Small language models (SLMs) have attracted considerable attention from both academia and industry due to their broad range of applications in edge devices. To obtain SLMs with strong performance, conventional approaches either pre-train the models from scratch, which incurs substantial computational costs, or compress/prune existing large language models (LLMs), which results in performance drops and falls short in comparison to pre-training. In this paper, we investigate the family of acceleration methods that involve both structured pruning and model training. We found 1) layer-wise adaptive pruning (Adapt-Pruner) is extremely effective in LLMs and yields significant improvements over existing pruning techniques, 2) adaptive pruning equipped with further training leads to models comparable to those pre-training from scratch, 3) incremental pruning brings non-trivial performance gain by interleaving pruning with training and only removing a small portion of neurons (5%) at a time.
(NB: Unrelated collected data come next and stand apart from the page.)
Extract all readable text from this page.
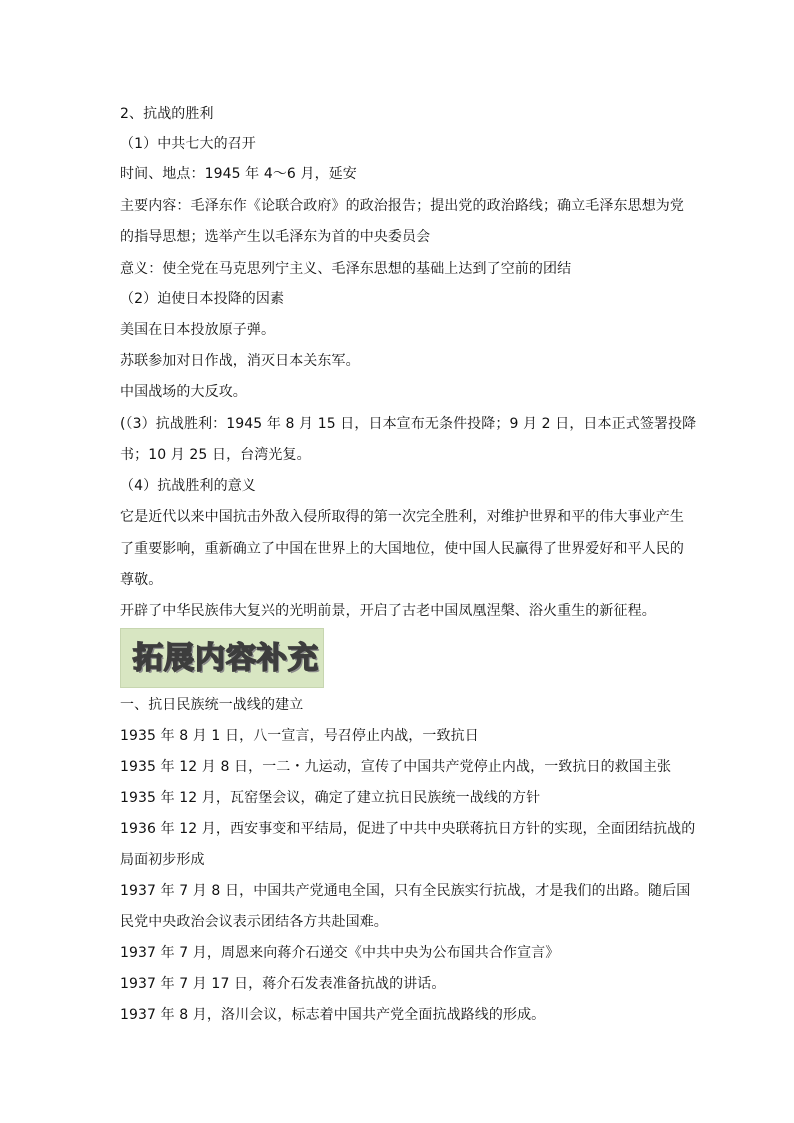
2、抗战的胜利
（1）中共七大的召开
时间、地点：1945 年 4～6 月，延安
主要内容：毛泽东作《论联合政府》的政治报告；提出党的政治路线；确立毛泽东思想为党
的指导思想；选举产生以毛泽东为首的中央委员会
意义：使全党在马克思列宁主义、毛泽东思想的基础上达到了空前的团结
（2）迫使日本投降的因素
美国在日本投放原子弹。
苏联参加对日作战，消灭日本关东军。
中国战场的大反攻。
(（3）抗战胜利：1945 年 8 月 15 日，日本宣布无条件投降；9 月 2 日，日本正式签署投降
书；10 月 25 日，台湾光复。
（4）抗战胜利的意义
它是近代以来中国抗击外敌入侵所取得的第一次完全胜利，对维护世界和平的伟大事业产生
了重要影响，重新确立了中国在世界上的大国地位，使中国人民赢得了世界爱好和平人民的
尊敬。
开辟了中华民族伟大复兴的光明前景，开启了古老中国凤凰涅槃、浴火重生的新征程。
拓展内容补充
一、抗日民族统一战线的建立
1935 年 8 月 1 日，八一宣言，号召停止内战，一致抗日
1935 年 12 月 8 日，一二・九运动，宣传了中国共产党停止内战，一致抗日的救国主张
1935 年 12 月，瓦窑堡会议，确定了建立抗日民族统一战线的方针
1936 年 12 月，西安事变和平结局，促进了中共中央联蒋抗日方针的实现，全面团结抗战的
局面初步形成
1937 年 7 月 8 日，中国共产党通电全国，只有全民族实行抗战，才是我们的出路。随后国
民党中央政治会议表示团结各方共赴国难。
1937 年 7 月，周恩来向蒋介石递交《中共中央为公布国共合作宣言》
1937 年 7 月 17 日，蒋介石发表准备抗战的讲话。
1937 年 8 月，洛川会议，标志着中国共产党全面抗战路线的形成。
Experimental results on LLaMA-3.1-8B demonstrate that Adapt-Pruner outperforms conventional pruning methods, such as LLM-Pruner, FLAP, and SliceGPT, by an average of 1%-7% in accuracy on commonsense benchmarks. Additionally, Adapt-Pruner restores the performance of MobileLLM-125M to 600M on the MMLU benchmark with 200 fewer tokens via pruning from its larger counterparts, and discovers a new 1B model that surpasses LLaMA-3.2-1B in multiple benchmarks. The official code is released at https://github.com/research4pan/AdaptPruner.

Paper Structure

This paper contains 37 sections, 7 equations, 4 figures, 8 tables, 1 algorithm.

Figures (4)

  • Figure 1: Layer sensitivity and pruned Models. The first row of figures shows the increase in perplexity when a single decoder layer is pruned at 50% sparsity, compared to the dense LLaMA-3.1-8B model, as well as models uniformly pruned across all layers at 10% and 20% sparsity. The second row of figures illustrates the architecture of the pruned models, with each decoder layer represented by its corresponding number of parameters.
  • Figure 2: Adapt-Pruner: measuring the distance between each decoder layer's input and output tensors to assess its importance and assigning a corresponding sparsity. Based on this assigned sparsity, the coupled weights in each decoder layer are pruned accordingly.
  • Figure 3: Adapt-Accel: Incremental pruning with interleaved training. $N_P$ number of interleaves are adopted in the whole process. Given a model with size $|\mathcal{L}_{\text{large}}|$ and target size $|\mathcal{L}_{\text{small}}|$, this leads to an incremental pruning ratio of $P = (|\mathcal{L}_{\text{small}}| / |\mathcal{L}_{\text{large}}|)^{1/N_P}$ each time, where the training set is randomly split into $N_P$ subsets for $N_P$ interleaved trainings separately. Notice that the number of training samples gradually increases according to Algorithm \ref{['alg:adapt_pruning']}, as more important weights are expected to be pruned in later phases.
  • Figure 4: Ablation studies over pruning ratio per interleaved training, which shows the optimal value is $\sim 95\%$, meaning it is best to interleave the training of SLM after every $\sim 5\%$ weight/neuron removals.